Here’s two easy steps to create greater transparency and safety when the separation of accounting duties is not possible.

1. Bank Account Transparency

First, consider this simple control: Provide all bank statements to someone other than the bookkeeper. Allow this second person to receive the bank statements before the bookkeeper. While no silver bullet, it has power.

Persons who might receive the bank statements first (before the bookkeeper) include the following:

  • A nonprofit board member
  • The mayor of a small city
  • The owner of a small business
  • The library director
  • A church leader

What is the receiver of the bank statements to do? Merely open the bank statements and review the contents for appropriateness (mainly cleared checks).

In many small entities, accounting processes are a mystery to board members or owners. Why? Only one person (the bookkeeper) understands the disbursement process, the recording of journal entries, billing and collections, and payroll.

Relying on a trusted bookkeeper is not a good thing. So how can you shine the light?

Allow a second person to see the bank statements.

Fraud decreases when the bookkeeper knows someone is watching. Suppose the bookkeeper desires to write a check to himself but realizes that a board member will see the cleared check. Is this a deterrent? You bet.

Don’t want to send the bank statements to a second person? Request that the bank provide read-only online access to the second person. And let the bookkeeper know.

Even the appearance of transparency creates (at least some) safety. Suppose the second person reviewer opens the bank statements (before providing them to the bookkeeper) and does nothing else. The perception of a review enhances safety. I am not recommending that the review not be performed. But if the bookkeeper even thinks someone is watching, fraud will lessen.

When you audit cash, see if these types of controls are in place.

Now, let’s look at the second step to overcome a lack of segregation of duties. Surprise audits.

2. Surprise Audits

Another way to create small-entity transparency is to perform surprise audits. These reviews are not opinion audits (such as those issued by CPAs). They involve random inspections of various areas such as viewing all checks clearing the May bank statement. Such a review can be contracted out to a CPA. Or they can be performed by someone in the company. For example, a board member.

Additionally, adopt a written policy stating that the surprise inspections will occur once or twice a year.

The policy could be as simple as:

Twice a year a board member (or designee other than the bookkeeper) will inspect the accounting system and related documents. The scope and details of the inspection will be at the judgment of the board member (or designee). An inspection report will be provided to the board.

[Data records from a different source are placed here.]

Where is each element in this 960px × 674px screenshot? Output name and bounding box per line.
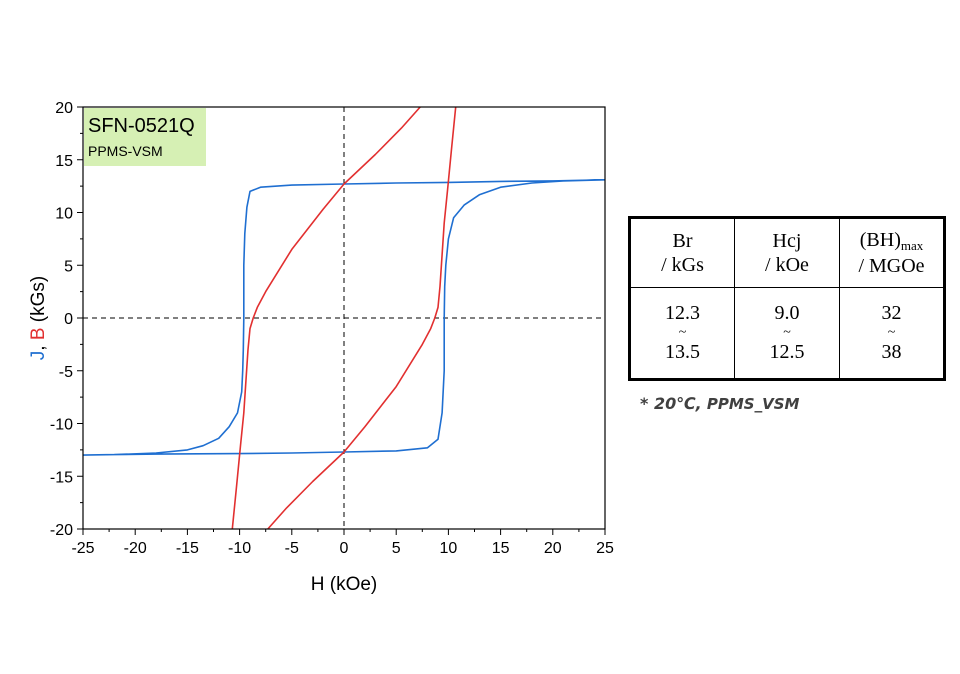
- note-prefix: * 20℃,: [640, 394, 702, 413]
- y-axis-title: J, B (kGs): [28, 276, 49, 360]
- series-B-line: [267, 107, 457, 529]
- table-header-row: Br / kGs Hcj / kOe (BH)max / MGOe: [629, 217, 945, 288]
- y-tick-label: -20: [50, 522, 73, 539]
- y-tick-label: 0: [64, 311, 73, 328]
- label-box: [84, 108, 206, 166]
- header-hcj: Hcj / kOe: [734, 217, 840, 288]
- curves: [83, 107, 605, 529]
- y-tick-label: -15: [50, 469, 73, 486]
- y-tick-label: 5: [64, 258, 73, 275]
- x-tick-label: -25: [71, 540, 94, 557]
- y-axis-title-part: ,: [28, 340, 49, 351]
- cell-bhmax: 32 ~ 38: [839, 287, 945, 380]
- br-max: 13.5: [665, 341, 700, 363]
- table-value-row: 12.3 ~ 13.5 9.0 ~ 12.5 32 ~ 38: [629, 287, 945, 380]
- measurement-note: * 20℃, PPMS_VSM: [640, 394, 799, 413]
- header-bhmax: (BH)max / MGOe: [839, 217, 945, 288]
- header-br: Br / kGs: [629, 217, 735, 288]
- cell-br: 12.3 ~ 13.5: [629, 287, 735, 380]
- header-hcj-unit: / kOe: [765, 254, 809, 276]
- hcj-separator: ~: [783, 325, 791, 340]
- br-separator: ~: [678, 325, 687, 340]
- note-rest: PPMS_VSM: [701, 395, 800, 413]
- header-br-main: Br: [672, 230, 693, 252]
- bhmax-max: 38: [881, 341, 902, 363]
- ticks: -25 -20 -15 -10 -5 0 5 10 15 20 25-20-15-10-505101…: [50, 100, 614, 557]
- header-hcj-main: Hcj: [772, 230, 802, 252]
- y-axis-title-part: B: [28, 327, 49, 340]
- x-tick-label: 0: [340, 540, 349, 557]
- zero-lines: [83, 107, 605, 529]
- properties-table: Br / kGs Hcj / kOe (BH)max / MGOe 12.3 ~…: [628, 216, 946, 381]
- header-br-unit: / kGs: [661, 254, 704, 276]
- header-bhmax-main: (BH): [859, 229, 901, 252]
- cell-hcj: 9.0 ~ 12.5: [734, 287, 840, 380]
- br-min: 12.3: [665, 302, 700, 324]
- x-tick-label: 25: [596, 540, 614, 557]
- bhmax-min: 32: [881, 302, 902, 324]
- x-tick-label: -5: [285, 540, 299, 557]
- x-axis-title: H (kOe): [311, 574, 378, 595]
- header-bhmax-sub: max: [900, 238, 924, 254]
- header-bhmax-unit: / MGOe: [858, 254, 925, 277]
- x-tick-label: 20: [544, 540, 562, 557]
- x-tick-label: -20: [124, 540, 147, 557]
- x-tick-label: 15: [492, 540, 510, 557]
- y-tick-label: -10: [50, 417, 73, 434]
- x-tick-label: 5: [392, 540, 401, 557]
- x-tick-label: -15: [176, 540, 199, 557]
- x-tick-label: 10: [440, 540, 458, 557]
- sample-label: SFN-0521Q: [88, 115, 195, 137]
- y-tick-label: 20: [55, 100, 73, 117]
- bhmax-separator: ~: [887, 325, 896, 340]
- instrument-label: PPMS-VSM: [88, 143, 163, 159]
- x-tick-label: -10: [228, 540, 251, 557]
- hcj-max: 12.5: [769, 341, 805, 363]
- y-axis-title-part: J: [28, 351, 49, 361]
- y-axis-title-part: (kGs): [28, 276, 49, 328]
- y-tick-label: -5: [59, 364, 73, 381]
- y-tick-label: 10: [55, 206, 73, 223]
- y-tick-label: 15: [55, 153, 73, 170]
- hcj-min: 9.0: [774, 302, 800, 324]
- series-B-lower-line: [231, 107, 421, 529]
- series-J-line: [83, 179, 605, 456]
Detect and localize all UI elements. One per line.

Why word the policy this way? You want to make the system general enough that the bookkeeper has no idea what will be examined but distinct enough that a regular review occurs. 

Surprise Audit Ideas

Here are some surprise audit ideas:

  • Inspect all cleared checks that clear a particular month for appropriate payees and signatures and endorsements
  • Agree all receipts to the deposit slip for three different time periods
  • Review all journal entries made in a two week period and request an explanation for each
  • Inspect two bank reconciliations for appropriateness
  • Review one monthly budget to actual report (look for unusual variances)
  • Request a report of all new vendors added in the last six months and review for appropriateness

The reviewer may not perform all of the procedures and can perform just one. What is done is not as important as the fact that something is done. In other words, the primary purpose of the surprise audit is to make the bookkeeper think twice about whether he or she can steal and not get caught.

I will say it again. Having multiple people involved reduces the threat of fraud.

Segregation of Duties Summary

In summary, the beauty of these two procedures (bank account transparency and surprise audits) is they are straightforward and cheap to implement. Even so, they are powerful. So shine the light.

What other procedures do you recommend?